Shocked indeed. Well, put yourself in my place. Within minutes of setting foot on my home patch I saw a lady walking a dog - so small that you probably need a microscope to find its claws - dressed it up in an oversize expensive looking blanket, within which it waddled along the pavement at the end of a short lead. Just as I registered this specimen of an animal we passed a local newspaper billboard advertising its latest edition with the following title screaming out in caps: MONGREL DOG SAW OFF BURGLAR. Yes, I read it twice too. I mean, is that it? That, it seems, was the major news story of the week in a downtown London borough hosting half a million inhabitants.

The next morning I went for a long walk to combat my jet lag. As I steered myself across Hampstead Heath I came face to face with a middle-aged lady as wide as she was tall being pulled by four large dogs, each on a lead. Just as we passed each other she called out loudly: “Whatever you’ve picked up put it down.”

For an instant I panicked. No one else around, so what have I done? I checked but I had nothing in my hands. Silly me, I should have remembered I was in barking mad London. She was talking to one of the dogs, of course.

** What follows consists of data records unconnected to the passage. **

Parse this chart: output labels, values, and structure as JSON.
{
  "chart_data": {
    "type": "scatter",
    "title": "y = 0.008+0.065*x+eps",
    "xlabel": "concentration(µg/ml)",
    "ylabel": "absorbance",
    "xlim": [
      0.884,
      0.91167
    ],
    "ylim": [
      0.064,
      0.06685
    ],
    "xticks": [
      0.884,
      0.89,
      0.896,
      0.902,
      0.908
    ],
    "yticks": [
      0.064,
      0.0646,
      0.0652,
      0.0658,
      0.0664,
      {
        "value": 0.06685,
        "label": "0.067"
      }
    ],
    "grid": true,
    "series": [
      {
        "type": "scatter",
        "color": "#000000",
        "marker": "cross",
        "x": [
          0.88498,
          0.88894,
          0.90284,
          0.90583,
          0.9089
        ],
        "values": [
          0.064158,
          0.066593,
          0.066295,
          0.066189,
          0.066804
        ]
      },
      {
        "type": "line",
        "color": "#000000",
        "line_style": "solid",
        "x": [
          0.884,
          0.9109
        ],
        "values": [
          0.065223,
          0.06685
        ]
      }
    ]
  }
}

A semblance of sanity greeted me in the afternoon when I arrived at the Royal College of Music to meet up with some of my students. Sanity is relative; to outsiders the obsessive dedication to practise we musicians are so keen, even addicted to, may seem bordering on the lunatic. But at least it is a human lunacy. I climbed the stairs to my teaching room as glorious sounds cascaded along the elegant Victorian corridors, pianists and violinists playing away dementedly, each in their own little world. No yapping, snarling or straining at the leash here, my friends, but something else I for one can more easily relate to.

Joaquín Turina’s Fandanguillo was first up. Has any other guitar composer enjoyed the minor 7th chord as much as he, except for Federico Moreno Torroba? Funnily enough he was next in the shape of his lovely piece Torija. Now, Turina’s mentor was the great Manuel de Falla, who is credited with amazing hearing. On one occasion, in company, he alone could hear the sound of a dog in distress. It was a mile away.

Falla cared about dogs. So do I of course. And I secretly envy people who can talk to their canine friends in public without embarrassment. That’s better than talking to yourself out loud, which is what I do. Maybe I am barking mad after all.